Antes de que ocurriera la catástrofe, yo vivía en mi mundo. Cantaba los temas de las telenovelas, porque a mi madre le gustaba, jugaba con barbies y con soldaditos, con mi perrita, un pastor alemán que se llamaba Espantoja (por la cantante Isabel Pantoja, mi padre la amaba), íbamos mucho a la playa y mi padre escuchaba merengue. Me refugiaba en los pocos libros que tenía, de ahí el cariño que le guardo a Memorias de Mamá  Blanca, de Teresa de la Parra, El mago de la cara de vidrio, de Eduardo Liendo y El Principito; y en los domingos, llenos de periódicos, que devoraba, soñaba con ver mi nombre en ellos, como los de los periodistas que solía leer. Fui una niña solitaria, tímida, siempre en el cuadro de honor del colegio. Hoy veo mi foto de niña, hablo con esa niña, me hubiera gustado darle una mejor historia.

—En tu texto dices que has contactado al médico de tu padre para preguntarle cómo se había contagiado este. ¿Qué crees que ocurrió? ¿Sabes qué pensaba tu madre al respecto?

—A los pocos días de la muerte de mi padre apareció una mujer por mi casa. Le dije que estaba equivocada, que él no vivía ahí. Pensé que era ella quien lo había contagiado o que ella estaba enferma por culpa de mi padre. Nunca más apareció. En fin, no vale la pena buscar culpables. Con mi madre tuve una relación tóxica. Yo le recordaba a mi padre en todos los sentidos, tanto mi físico como mi carácter. Toda su frustración y rabia la desahogó en mí. Desde luego, ella era víctima del machismo de un hombre. Yo siempre me ocupé de ser una mujer muy distinta a ella.

—Tu texto puede ser el germen de un novela. ¿Lo es? ¿Lo has pensado? ¿Has empezado la novela ya?

—Sonará a cliché, pero los libros consciente o inconscientemente se van escribiendo primero en uno. Antes de que tomen forma afuera, quiero decir. A diferencia de mis colegas de mi generación, no he tenido afán o prisa por publicar. Todo llega a su tiempo. No puedo adelantar mucho, pero quizás poco a poco la periodista le dará paso a la escritora, quizás esto fue un adelanto. Yo estudié literatura y me he dedicado al periodismo, oficio que me ha permitido ir a ferias, conocer a escritores de todas partes, tener disciplina y constancia para escribir; y tener magníficos editores, como Albinson Linares, Betty Vázquez, Lavinia Muñoz, y muy especialmente, Juan Antonio González, Dante Trujillo y Manuel Gerardo Sánchez, quienes me han tenido mucha paciencia y me han dado libertad para conseguir mi propia voz. Lo que sí puedo asegurar es que todo lo que escribo es auténtico. Apuesto por la autenticidad en la literatura.

—¿Cambió algo en tus sentimientos hacia tu padre, después de haber escrito este texto?
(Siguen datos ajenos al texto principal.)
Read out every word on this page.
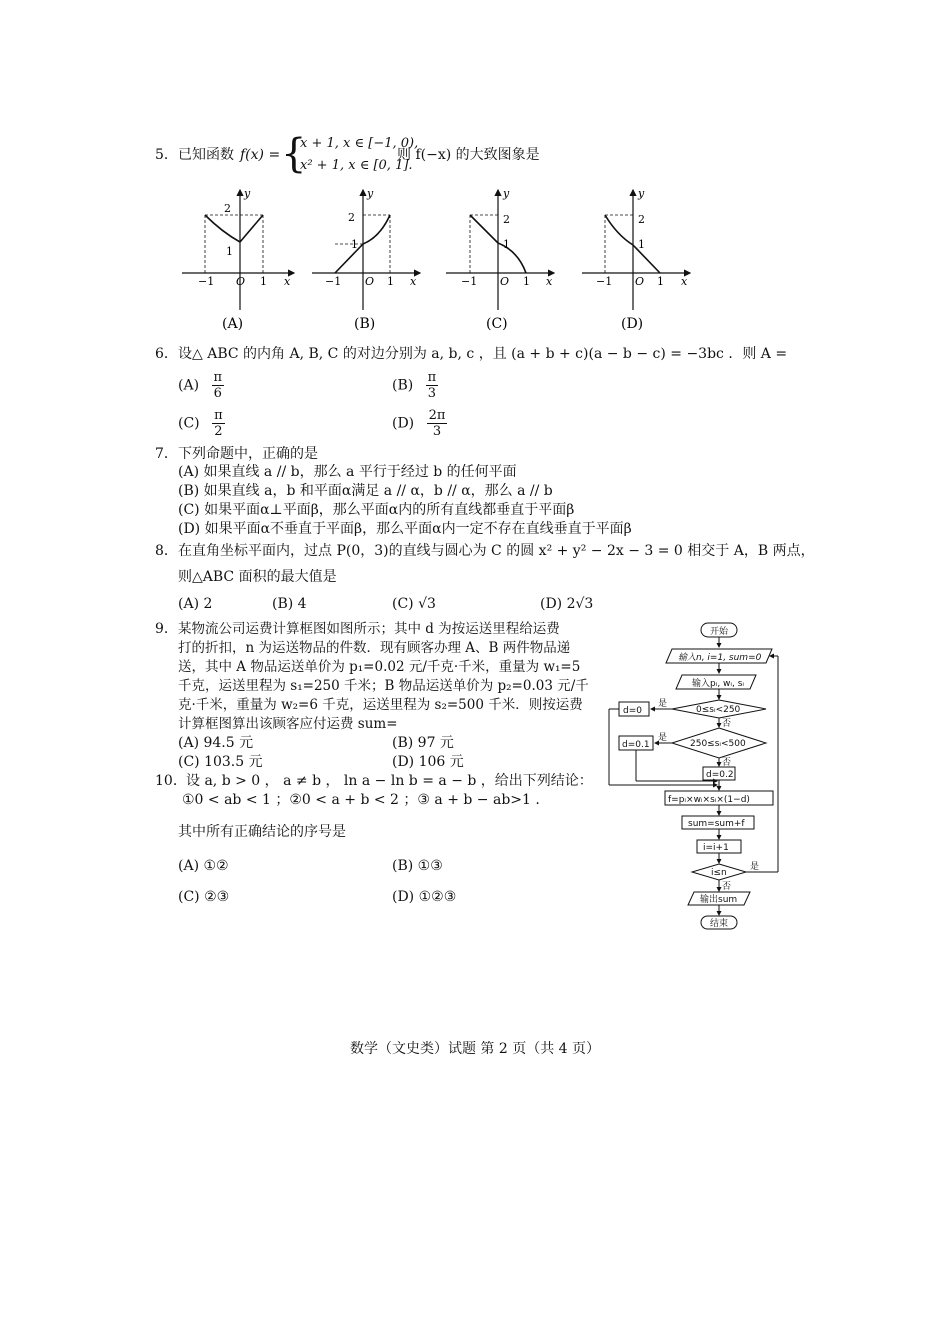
5． 已知函数 f(x) = {
x + 1, x ∈ [−1, 0),
x² + 1, x ∈ [0, 1].
则 f(−x) 的大致图象是
2
1
−1 O 1 x
y
(A)
2
1
−1 O 1 x
y
(B)
2
1
−1 O 1 x
y
(C)
2
1
−1 O 1 x
y
(D)
6． 设△ ABC 的内角 A, B, C 的对边分别为 a, b, c ，且 (a + b + c)(a − b − c) = −3bc ．则 A =
$(A) \frac{\pi}{6}$	$(B) \frac{\pi}{3}$
$(C) \frac{\pi}{2}$	$(D) \frac{2\pi}{3}$
7． 下列命题中，正确的是
(A) 如果直线 a // b，那么 a 平行于经过 b 的任何平面
(B) 如果直线 a，b 和平面α满足 a // α，b // α，那么 a // b
(C) 如果平面α⊥平面β，那么平面α内的所有直线都垂直于平面β
(D) 如果平面α不垂直于平面β，那么平面α内一定不存在直线垂直于平面β
8． 在直角坐标平面内，过点 P(0，3)的直线与圆心为 C 的圆 x² + y² − 2x − 3 = 0 相交于 A，B 两点，
则△ABC 面积的最大值是
(A) 2	(B) 4	(C) √3	(D) 2√3
9． 某物流公司运费计算框图如图所示；其中 d 为按运送里程给运费
打的折扣，n 为运送物品的件数．现有顾客办理 A、B 两件物品递
送，其中 A 物品运送单价为 p₁=0.02 元/千克·千米，重量为 w₁=5
千克，运送里程为 s₁=250 千米；B 物品运送单价为 p₂=0.03 元/千
克·千米，重量为 w₂=6 千克，运送里程为 s₂=500 千米．则按运费
计算框图算出该顾客应付运费 sum=
(A) 94.5 元	(B) 97 元
(C) 103.5 元	(D) 106 元
10． 设 a, b > 0 ， a ≠ b ， ln a − ln b = a − b ，给出下列结论：
①0 < ab < 1 ；②0 < a + b < 2 ；③ a + b − ab>1 .
其中所有正确结论的序号是
(A) ①②	(B) ①③
(C) ②③	(D) ①②③
开始
输入n, i=1, sum=0
输入pᵢ, wᵢ, sᵢ
0≤sᵢ<250
250≤sᵢ<500
d=0
d=0.1
d=0.2
f=pᵢ×wᵢ×sᵢ×(1−d)
sum=sum+f
i=i+1
i≤n
输出sum
结束
是
是
是
否
否
否
数学（文史类）试题 第 2 页（共 4 页）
—Mis sentimientos han ido cambiando a lo largo de la vida: desde el odio por su abandono hasta el perdón. También he lamentado mi timidez, que me impidió preguntarle tantas cosas, especialmente ahora que soy migrante como lo fue él. Casi no recuerdo nada de mi padre, aquella no era una época como ahora, que se registra todo. Cuando lo olvido aparece en mis ojos, especialmente cuando estoy mal, quizás para recordarme que puedo superar cualquier adversidad.

Más que catártico, mi texto es una forma de justicia poética. Alguna vez, de niña, pensé que iba a escribir sobre él para reivindicar su historia. También es una forma de entender quién soy: una forma que se construyó sola, sobre los errores de mis padres. En estos días vi la miniserie de Netflix, “Una mujer hecha a sí misma”, protagonizada por Octavia Spencer, en el rol de Madam C.J. Walker, quien en un momento dice: “A veces, el silencio es la única protección que tiene una mujer de color y ahora que al fin aprendí a contar mi historia, ya no puedo callarme”. Eso resume cómo me siento hoy.

Era momento de contarla. Mi padre es el padre de muchas otras personas, que se sintieron identificadas con mi historia. Todos hemos sido abandonados por un padre, una pareja, un hijo, un sueño o un país. Mi crónica es mi testimonio, pero la esencia de la literatura es lograr que esa historia particular sea universal para que los lectores se identifiquen.